Ajahn Sumedho a écrit:
A peu près toutes les traditions bouddhiques incluent la prise de refuge dans le Bouddha, le Dhamma et le Sangha. Ils représentent les trois points où se focalisent notre engagement et nos réflexions sur la pratique

Le premier refuge: le Bouddha

Le premier refuge est le Bouddha que l'on représente souvent en photo ou en statue sur un autel. On peut se demander pourquoi les bouddhistes ont des représentations du Bouddha. Sont-elles des idoles que l'on adore? Ont-elle une espèce de pouvoir divin? Pas du tout. C'est une image à laquelle nous pouvons réfléchir.

Quand on observe une statue du Bouddha, on constate qu'elle représente un être humain qui est à la fois posé, alerte et serein. Il est face au monde, il regarde les choses. Il est conscient du monde sans se laisser tromper ou piéger par lui. Il n'est ni extatique ni déprimé. Il représente la capacité d'un être humain à être complètement calme et à voir les choses telles qu'elles sont, et cela en fait un parfait objet d'observation pour l'esprit. Quand on regarde une statue du Bouddha, on se sent plus calme, c'est pourquoi vivre entouré de représentations du Bouddha est agréable - ce sont des objets très paisibles qu'il fait bon d'avoir autour de soi.

Bien entendu, quand on s'entoure de sculptures qui représentent de grandes passions comme la colère, l'extase et tout ce qui peut attirer et attiser les passions en nous, nous devenons passionnés et enflammés. Nous devenons ce que nous regardons. ce qui nous entoure agis sur notre esprit. Donc plus on médite, plus on choisit de s'entourer de choses qui incitent à la paix plutôt qu'à l'excitation.

Dans un monastère, les moines et les nonnes font la traditionnelle offrande de bougies, d'encens et de fleurs, chaque matin devant l'autel du Bouddha. Les fleurs sont l'un des plus jolis présent que l'on puisse offrir par ce qu'elles sont l'une des plus belles choses produites par le terre. Des fleurs fraîches mettent en valeur n'importe quel endroit, jamais elles n'enlèvent ni ne gâchent quoi que ce soit. De plus dans le bouddhisme elles ont un symbole de pureté morale. Généralement les statues de Bouddha le représentent assis sur une fleur de lotus. Dans le sud-est asiatique, les lotus poussent dans les mares et marécages. Ils s'élèvent au dessus de la boue et de la vase et produisent une fleur magnifique. C'est exactement comme un être humain moral. Un être humain qui assumes la responsabilité de ses actes est toujours un être qu'il est bon d'avoir près de soi. Partout où il va, il est le bienvenue, il rend les choses et les situations plus belles, plus élevées. Par contre, les personnes égoïstes, immorales et insouciantes étouffent le monde comme de mauvaises herbes. C'est pourquoi le Bouddha est assis, symboliquement, sur ce trône de lotus. De la sagesse du Bouddha ne peut émerger que la pureté morale.
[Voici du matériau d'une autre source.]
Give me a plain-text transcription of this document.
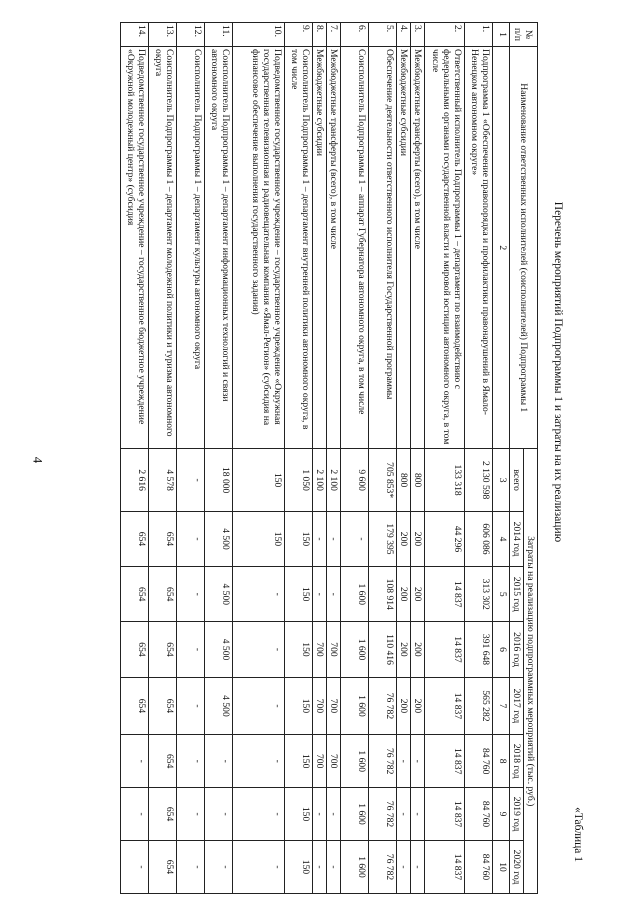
4
«Таблица 1
Перечень мероприятий Подпрограммы 1 и затраты на их реализацию
№ п/п	Наименование ответственных исполнителей (соисполнителей) Подпрограммы 1	Затраты на реализацию подпрограммных мероприятий (тыс. руб.)							
		всего	2014 год	2015 год	2016 год	2017 год	2018 год	2019 год	2020 год
1	2	3	4	5	6	7	8	9	10
1.	Подпрограмма 1 «Обеспечение правопорядка и профилактики правонарушений в Ямало-Ненецком автономном округе»	2 130 598	606 086	313 302	391 648	565 282	84 760	84 760	84 760
2.	Ответственный исполнитель Подпрограммы 1 – департамент по взаимодействию с федеральными органами государственной власти и мировой юстиции автономного округа, в том числе	133 318	44 296	14 837	14 837	14 837	14 837	14 837	14 837
3.	Межбюджетные трансферты (всего), в том числе	800	200	200	200	200	-	-	-
4.	Межбюджетные субсидии	800	200	200	200	200	-	-	-
5.	Обеспечение деятельности ответственного исполнителя Государственной программы	705 853*	179 395	108 914	110 416	76 782	76 782	76 782	76 782
6.	Соисполнитель Подпрограммы 1 – аппарат Губернатора автономного округа, в том числе	9 600	-	1 600	1 600	1 600	1 600	1 600	1 600
7.	Межбюджетные трансферты (всего), в том числе	2 100	-	-	700	700	700	-	-
8.	Межбюджетные субсидии	2 100	-	-	700	700	700	-	-
9.	Соисполнитель Подпрограммы 1 – департамент внутренней политики автономного округа, в том числе	1 050	150	150	150	150	150	150	150
10.	Подведомственное государственное учреждение – государственное учреждение «Окружная государственная телевизионная и радиовещательная компания «Ямал-Регион» (субсидия на финансовое обеспечение выполнения государственного задания)	150	150	-	-	-	-	-	-
11.	Соисполнитель Подпрограммы 1 – департамент информационных технологий и связи автономного округа	18 000	4 500	4 500	4 500	4 500	-	-	-
12.	Соисполнитель Подпрограммы 1 – департамент культуры автономного округа	-	-	-	-	-	-	-	-
13.	Соисполнитель Подпрограммы 1 – департамент молодежной политики и туризма автономного округа	4 578	654	654	654	654	654	654	654
14.	Подведомственное государственное учреждение – государственное бюджетное учреждение «Окружной молодежный центр» (субсидия	2 616	654	654	654	654	-	-	-
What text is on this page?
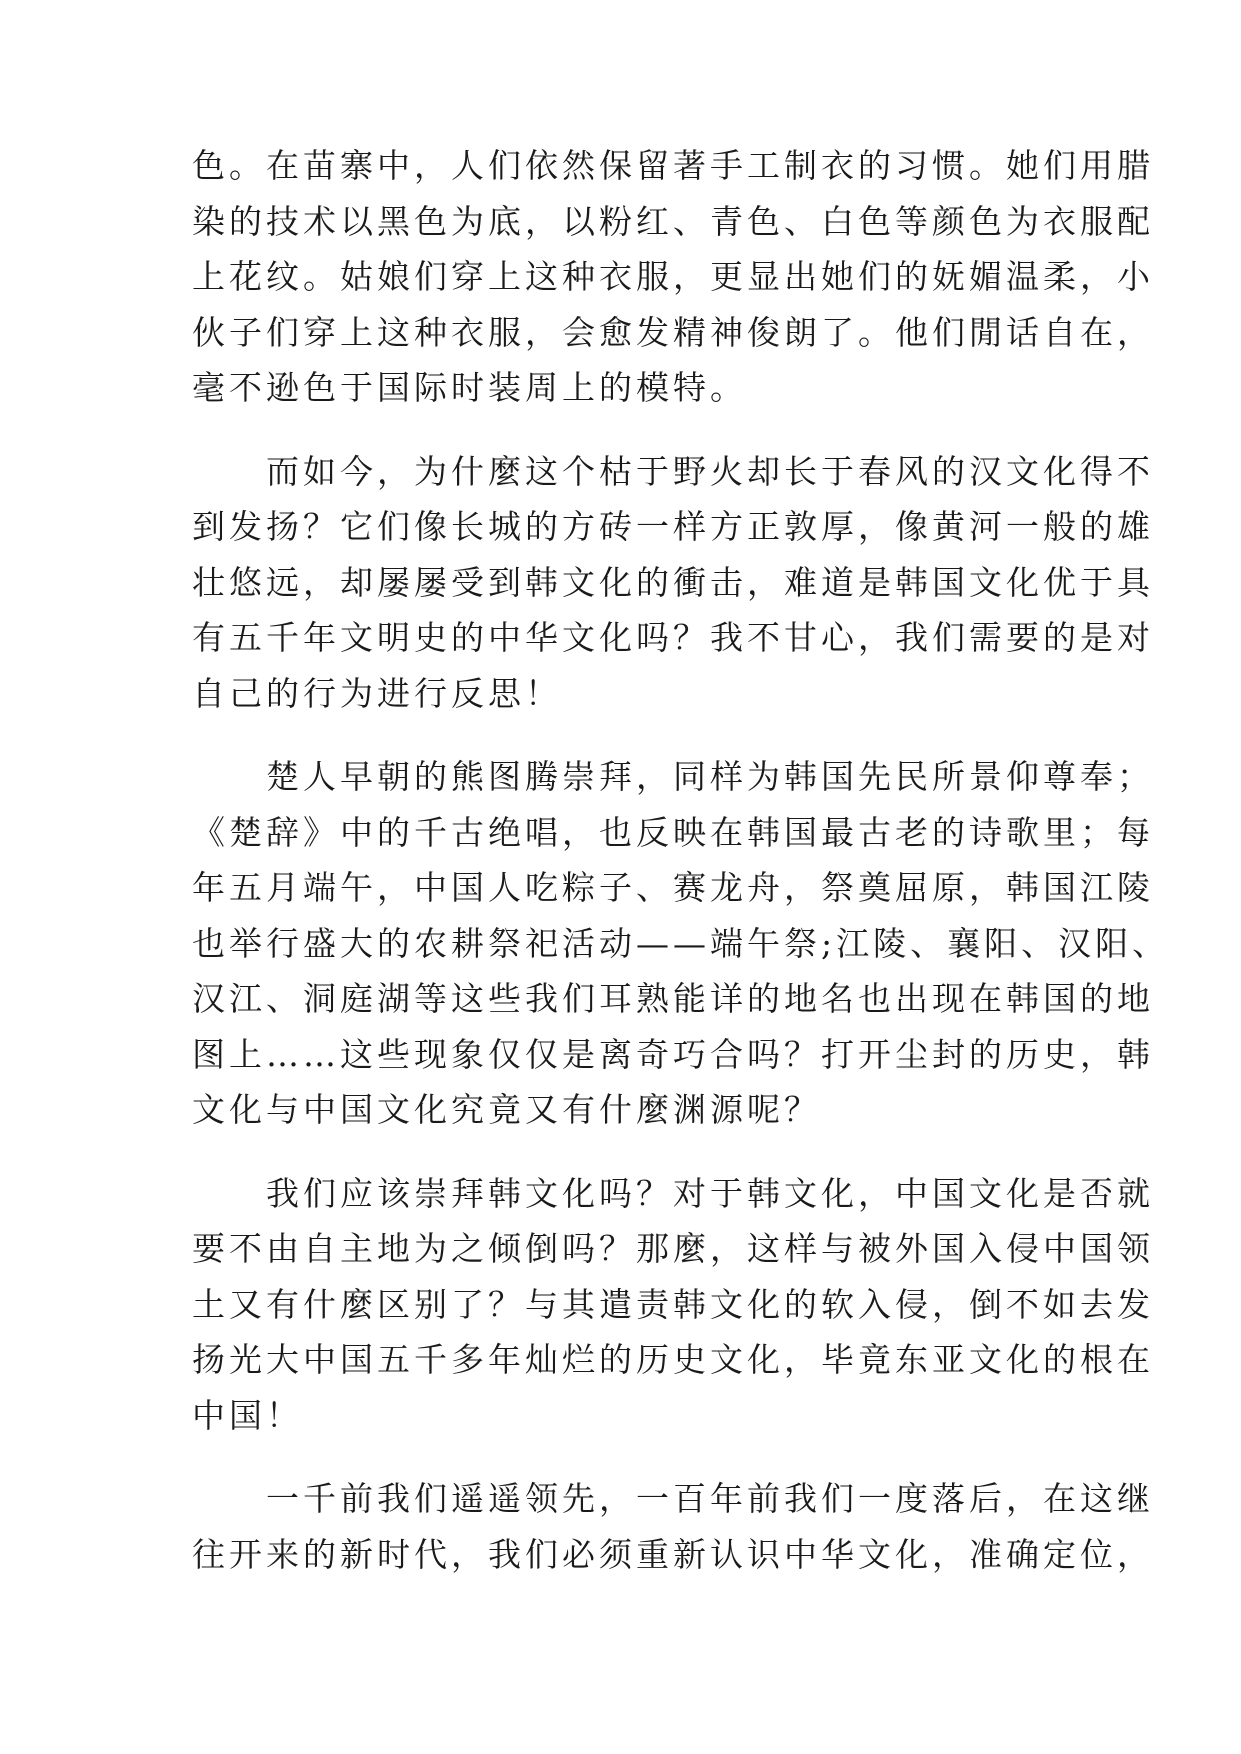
色。在苗寨中，人们依然保留著手工制衣的习惯。她们用腊

染的技术以黑色为底，以粉红、青色、白色等颜色为衣服配

上花纹。姑娘们穿上这种衣服，更显出她们的妩媚温柔，小

伙子们穿上这种衣服，会愈发精神俊朗了。他们閒话自在，

毫不逊色于国际时装周上的模特。

　　而如今，为什麼这个枯于野火却长于春风的汉文化得不

到发扬？它们像长城的方砖一样方正敦厚，像黄河一般的雄

壮悠远，却屡屡受到韩文化的衝击，难道是韩国文化优于具

有五千年文明史的中华文化吗？我不甘心，我们需要的是对

自己的行为进行反思！

　　楚人早朝的熊图腾崇拜，同样为韩国先民所景仰尊奉；

《楚辞》中的千古绝唱，也反映在韩国最古老的诗歌里；每

年五月端午，中国人吃粽子、赛龙舟，祭奠屈原，韩国江陵

也举行盛大的农耕祭祀活动——端午祭;江陵、襄阳、汉阳、

汉江、洞庭湖等这些我们耳熟能详的地名也出现在韩国的地

图上……这些现象仅仅是离奇巧合吗？打开尘封的历史，韩

文化与中国文化究竟又有什麼渊源呢？

　　我们应该崇拜韩文化吗？对于韩文化，中国文化是否就

要不由自主地为之倾倒吗？那麼，这样与被外国入侵中国领

土又有什麼区别了？与其遣责韩文化的软入侵，倒不如去发

扬光大中国五千多年灿烂的历史文化，毕竟东亚文化的根在

中国！

　　一千前我们遥遥领先，一百年前我们一度落后，在这继

往开来的新时代，我们必须重新认识中华文化，准确定位，
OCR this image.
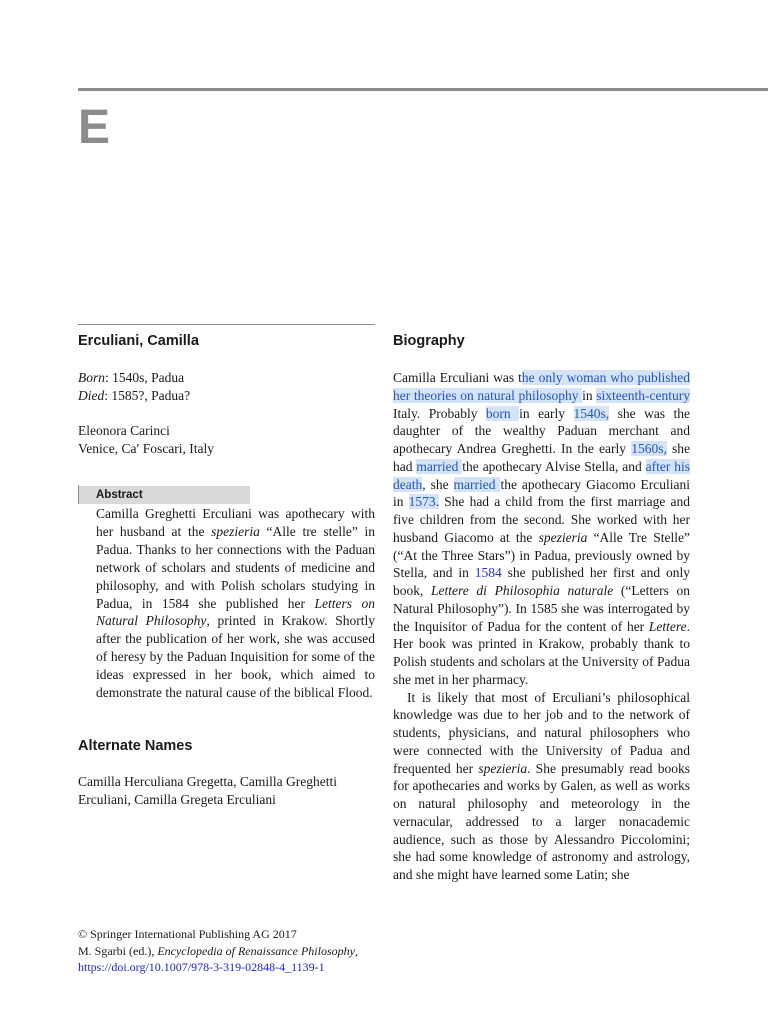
E
Erculiani, Camilla
Born: 1540s, Padua
Died: 1585?, Padua?
Eleonora Carinci
Venice, Ca′ Foscari, Italy
Abstract
Camilla Greghetti Erculiani was apothecary with her husband at the spezieria “Alle tre stelle” in Padua. Thanks to her connections with the Paduan network of scholars and students of medicine and philosophy, and with Polish scholars studying in Padua, in 1584 she published her Letters on Natural Philosophy, printed in Krakow. Shortly after the publication of her work, she was accused of heresy by the Paduan Inquisition for some of the ideas expressed in her book, which aimed to demonstrate the natural cause of the biblical Flood.
Alternate Names
Camilla Herculiana Gregetta, Camilla Greghetti Erculiani, Camilla Gregeta Erculiani
© Springer International Publishing AG 2017
M. Sgarbi (ed.), Encyclopedia of Renaissance Philosophy,
https://doi.org/10.1007/978-3-319-02848-4_1139-1
Biography

Camilla Erculiani was the only woman who published her theories on natural philosophy in sixteenth-century Italy. Probably born in early 1540s, she was the daughter of the wealthy Paduan merchant and apothecary Andrea Greghetti. In the early 1560s, she had married the apothecary Alvise Stella, and after his death, she married the apothecary Giacomo Erculiani in 1573. She had a child from the first marriage and five children from the second. She worked with her husband Giacomo at the spezieria “Alle Tre Stelle” (“At the Three Stars”) in Padua, previously owned by Stella, and in 1584 she published her first and only book, Lettere di Philosophia naturale (“Letters on Natural Philosophy”). In 1585 she was interrogated by the Inquisitor of Padua for the content of her Lettere. Her book was printed in Krakow, probably thank to Polish students and scholars at the University of Padua she met in her pharmacy.

It is likely that most of Erculiani’s philosophical knowledge was due to her job and to the network of students, physicians, and natural philosophers who were connected with the University of Padua and frequented her spezieria. She presumably read books for apothecaries and works by Galen, as well as works on natural philosophy and meteorology in the vernacular, addressed to a larger nonacademic audience, such as those by Alessandro Piccolomini; she had some knowledge of astronomy and astrology, and she might have learned some Latin; she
Les êtres humains peuvent atteindre n'importe quel niveau. Nous pouvons vivre, comme beaucoup de gens, au niveau instinctif de notre corps, en suivant les instincts animaux qui consistent à se nourrir, dormir et procréer. Nous pouvons même aller en dessous de ce niveau en étant obsédés par des désirs très primaires. Il y a beaucoup d'êtres humains qui vivent ainsi. Ce ne sont pas vraiment des êtres humains mais plutôt des espèces de fantômes vivant dans un monde crépusculaire d'appétits obsessionnels et de désirs insatiables, comme les toxicomanes ou les alcooliques. Ou bien ce sont des espèces de démons dont l'énergie malveillante vise à détruire ou à blesser les autres. Etre doté d'un corps humain ne signifie pas nécessairement que l'on est pleinement humain. ce n'est pas si facile. La sphère des humains est profondément touchée par la moralité, de sorte qu'être humain implique aussi un élément mental.

Ce n'est que lorsque nous décidons d'accepter la pleine responsabilité de notre vie que nous devenons des êtres humains à part entière. Pour être humain, il faut faire preuve d'un certain effort pour s'élever, pour être responsable. Ce n'est pas quelque chose qui nous arrive tout seul, il faut le vouloir. Nous devons décider d'être d'une certaine manière et mettre en oeuvre, dans notre vie une forme d'engagement et d'effort. Dans le cas contraire, nous nous contentons de suivre nos pulsions instinctives, lesquelles se situent au niveau de la bassesse et de la faiblesse. En faisant un effort, nous nous élevons à un autre niveau. Tel est le symbole de la fleur ou du lotus.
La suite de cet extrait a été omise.